2. O Eclesiastes: tema e problema da autoria

Em seu Como ler a Bíblia – História, profecia ou literatura (2010), Mckenzie observa que o Eclesiastes é um exemplo da literatura sapiencial bíblica, conhecido pelo nome hebraico coélet. Essa palavra é um título usado pelo autor do livro e se traduz geralmente como professor ou pregador.
A questão principal de que trata o livro do Eclesiastes é a do sentido da vida. O Eclesiastes é um subgênero do gênero sabedoria; é uma autobiografia ficcional. Segundo Mckenzie,

“A compreensão do Eclesiastes como autobiografia ficcional confere a ele autoria desconhecida. O Eclesiastes, como o Livro dos Provérbios, é atribuído ao rei Salomão, embora ele não seja o autor verdadeiro”.
(p. 115, grifo meu)


A perspectiva predominante no Eclesiastes, deveras pessimista, é a de que a vida não tem sentido. Uma leitura acurada revela inconsistências, já teológicas, já ideológicas (em sentido lato), significativas, que dizem respeito a alguns tópicos principais de trata o livro. Note-se, de passagem, que a palavra vaidade, que ocorre no texto, significa “vazio” ou “sem sentido”. Há uma visão cética no Eclesiastes segundo a qual a vida não tem sentido.
Convém esclarecer que as biografias ficcionais se dividem em três partes. Todas se iniciam com uma breve introdução, em que se informa quem é a pessoa retratada; posteriormente, estende-se uma longa narrativa durante a qual os prodígios da pessoa retratada são pormenorizados. Na terceira parte, que difere de um trabalho para outro, se topa um conjunto de bênçãos e maldições, uma lista de donativos para culto a um deus, uma profecia ou um conselho sapiencial. O Eclesiastes se assemelha ao tipo de narrativas que se estruturam na forma de um conselho sapiencial.
O Eclesiastes, conforme veremos, encerra duas vozes, imediatamente apreensíveis, cujos pontos de vista são conflitantes. Há certo consenso entre os estudiosos da Bíblia em considerar o Livro como resultado de acréscimos realizados por editores posteriores. Destarte, por exemplo, as passagens em que se recomenda o temor a Deus na esperança de que ele recompensará os justos e punirá os ímpios são exemplos de trechos acrescidos, vez que suas ideias estão limitadas aos dois últimos versos do livro.
Há uma voz que sustenta não ter a vida sentido algum e que, por isso, devemos “comer, beber e se divertir”. Consoante essa visão, a morte é o fim de cada um de nós e ninguém sabe o que há além do túmulo. A outra voz, por outro lado, advoga que existirá um julgamento final e que o significado da vida repousa na obediência a Deus. Essas vozes correspondem a dois locutores distintos, os quais representam diferentes tradições. Na subseção a seguir, nos deteremos a discorrer sobre os elementos temáticos da narrativa, com vistas a fazer aparecer as duas perspectivas conflitantes.
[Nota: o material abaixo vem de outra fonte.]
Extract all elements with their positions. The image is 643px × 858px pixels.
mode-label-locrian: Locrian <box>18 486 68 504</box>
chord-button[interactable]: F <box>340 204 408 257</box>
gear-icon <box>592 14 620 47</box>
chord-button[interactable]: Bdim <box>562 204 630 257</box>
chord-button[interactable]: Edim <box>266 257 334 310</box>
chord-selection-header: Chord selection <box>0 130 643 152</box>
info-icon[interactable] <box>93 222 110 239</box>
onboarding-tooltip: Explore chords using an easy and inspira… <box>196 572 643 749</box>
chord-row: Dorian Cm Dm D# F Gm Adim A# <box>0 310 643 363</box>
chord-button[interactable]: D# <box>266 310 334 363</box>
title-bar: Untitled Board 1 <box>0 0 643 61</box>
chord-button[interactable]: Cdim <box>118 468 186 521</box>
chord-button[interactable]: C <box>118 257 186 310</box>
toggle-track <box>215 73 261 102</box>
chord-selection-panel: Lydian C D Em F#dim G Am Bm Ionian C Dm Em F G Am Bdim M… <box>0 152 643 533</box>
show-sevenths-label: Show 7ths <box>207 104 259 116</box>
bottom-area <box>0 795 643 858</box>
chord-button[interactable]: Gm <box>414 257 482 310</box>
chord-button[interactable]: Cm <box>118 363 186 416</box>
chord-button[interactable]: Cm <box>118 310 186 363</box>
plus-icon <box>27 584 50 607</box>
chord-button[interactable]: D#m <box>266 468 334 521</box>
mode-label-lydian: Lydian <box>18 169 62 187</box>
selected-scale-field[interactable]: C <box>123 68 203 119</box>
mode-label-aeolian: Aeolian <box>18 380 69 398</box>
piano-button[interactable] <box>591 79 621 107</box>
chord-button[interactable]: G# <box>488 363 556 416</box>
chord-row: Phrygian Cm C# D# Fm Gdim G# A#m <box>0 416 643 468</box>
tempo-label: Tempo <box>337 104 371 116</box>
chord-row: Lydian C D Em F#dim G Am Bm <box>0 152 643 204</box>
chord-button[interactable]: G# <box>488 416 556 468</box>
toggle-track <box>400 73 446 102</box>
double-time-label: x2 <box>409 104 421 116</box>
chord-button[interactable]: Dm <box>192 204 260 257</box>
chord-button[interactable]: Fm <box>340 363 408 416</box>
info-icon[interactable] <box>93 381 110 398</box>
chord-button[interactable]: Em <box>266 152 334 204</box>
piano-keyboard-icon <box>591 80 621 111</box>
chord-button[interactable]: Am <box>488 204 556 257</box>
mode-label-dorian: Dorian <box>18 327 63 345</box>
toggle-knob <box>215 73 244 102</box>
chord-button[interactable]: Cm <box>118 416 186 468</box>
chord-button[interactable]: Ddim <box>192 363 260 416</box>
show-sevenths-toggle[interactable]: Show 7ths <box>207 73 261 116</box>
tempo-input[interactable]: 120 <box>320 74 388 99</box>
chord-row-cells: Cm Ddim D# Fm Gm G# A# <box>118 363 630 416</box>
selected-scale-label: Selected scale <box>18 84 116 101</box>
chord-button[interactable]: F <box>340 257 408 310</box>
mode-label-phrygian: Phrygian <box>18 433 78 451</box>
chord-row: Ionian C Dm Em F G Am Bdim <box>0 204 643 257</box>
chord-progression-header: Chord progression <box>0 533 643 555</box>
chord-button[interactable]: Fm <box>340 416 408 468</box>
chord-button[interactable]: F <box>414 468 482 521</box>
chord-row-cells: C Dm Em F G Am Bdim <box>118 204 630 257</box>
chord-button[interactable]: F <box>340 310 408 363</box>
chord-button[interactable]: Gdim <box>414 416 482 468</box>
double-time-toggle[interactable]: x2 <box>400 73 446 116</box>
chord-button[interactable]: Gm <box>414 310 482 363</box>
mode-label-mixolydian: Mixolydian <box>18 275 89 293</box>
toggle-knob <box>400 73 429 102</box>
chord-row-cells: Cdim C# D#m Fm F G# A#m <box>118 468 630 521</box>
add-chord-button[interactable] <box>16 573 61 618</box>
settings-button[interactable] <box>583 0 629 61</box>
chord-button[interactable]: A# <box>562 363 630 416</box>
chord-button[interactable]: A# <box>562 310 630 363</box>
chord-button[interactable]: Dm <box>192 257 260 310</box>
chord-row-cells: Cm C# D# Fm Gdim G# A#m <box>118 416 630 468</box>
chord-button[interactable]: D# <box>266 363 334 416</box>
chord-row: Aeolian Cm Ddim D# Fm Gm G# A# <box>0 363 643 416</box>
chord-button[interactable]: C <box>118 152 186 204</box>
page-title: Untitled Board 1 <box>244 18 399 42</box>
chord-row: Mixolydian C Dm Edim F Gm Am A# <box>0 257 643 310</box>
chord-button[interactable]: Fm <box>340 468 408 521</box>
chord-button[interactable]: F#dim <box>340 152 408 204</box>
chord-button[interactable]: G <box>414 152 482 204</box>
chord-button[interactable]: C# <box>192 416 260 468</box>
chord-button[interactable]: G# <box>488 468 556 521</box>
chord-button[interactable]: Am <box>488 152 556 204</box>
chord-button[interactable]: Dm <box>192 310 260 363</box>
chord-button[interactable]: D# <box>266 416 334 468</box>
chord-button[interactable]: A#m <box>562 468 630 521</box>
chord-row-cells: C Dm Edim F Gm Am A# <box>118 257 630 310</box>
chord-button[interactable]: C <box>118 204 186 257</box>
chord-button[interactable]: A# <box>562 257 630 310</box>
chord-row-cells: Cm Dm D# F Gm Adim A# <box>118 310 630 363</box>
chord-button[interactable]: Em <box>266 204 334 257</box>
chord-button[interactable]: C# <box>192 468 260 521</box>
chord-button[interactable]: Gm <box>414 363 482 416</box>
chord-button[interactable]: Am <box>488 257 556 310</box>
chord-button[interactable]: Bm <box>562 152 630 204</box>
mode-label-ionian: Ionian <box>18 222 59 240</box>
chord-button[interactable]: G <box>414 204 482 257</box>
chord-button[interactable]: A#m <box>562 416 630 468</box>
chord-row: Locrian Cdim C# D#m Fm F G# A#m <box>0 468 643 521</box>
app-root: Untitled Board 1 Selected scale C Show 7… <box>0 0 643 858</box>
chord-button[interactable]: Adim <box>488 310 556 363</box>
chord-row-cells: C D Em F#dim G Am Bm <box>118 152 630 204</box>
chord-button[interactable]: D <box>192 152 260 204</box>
2.1. Elementos temáticos e perspectivas conflitantes

1) Carpe diem (aproveite o dia)

O Eclesiastes afirma que todos nós devemos aproveitar a vida enquanto ela dura. Vejam-se os excertos que dão testemunho dessa visão:

12. Já tenho entendido que não há coisa melhor para eles do que alegrar-se e fazer bem na vida.
13. E também que todo homem coma e beba, e goze do bem de todo o seu trabalho, isto é um dom de Deus.
(3: 12-13)


Não há contradição necessária entre as ideias de gozar a vida e a vida não ter sentido. As duas perspectivas podem ser compatíveis entre si.  Nos excertos a seguir, a despeito da visão segundo a qual a vida é vã, gozá-la é conveniente e desejável:

7. Vai, pois, come com alegria o teu pão e bebe com coração contente o teu vinho, pois já Deus te agrada das duas obras.
8. Em todo tempo sejam alvas as tuas roupas, e nunca falte o óleo sobre a tua cabeça.
9. Goza a vida com a mulher que amas, todos os dias da tua vida vã, os quais Deus te deu debaixo do sol, todos os dias da tua vaidade; porque esta é a tua porção nesta vida, e no teu trabalho, que tu fizeste debaixo do sol.
10. Tudo quanto te vier à mão para fazer, faze-o conforme as tuas forças, porque na sepultura, para onde tu vais, não há obra nem projeto, nem conhecimento, nem sabedoria alguma.


O locutor sustenta a tese de que devemos gozar a vida antes que morramos. Retomando-se a tensão entre as ideias de “gozar a vida” e “a vida não tem sentido”, faz-se mister notar que ela é muito forte em todo o livro. Em 2: 1-11, observa-se que o prazer é uma das possíveis razões para viver. Entre os prazeres mencionados pelo texto, está o prazer de trabalhar.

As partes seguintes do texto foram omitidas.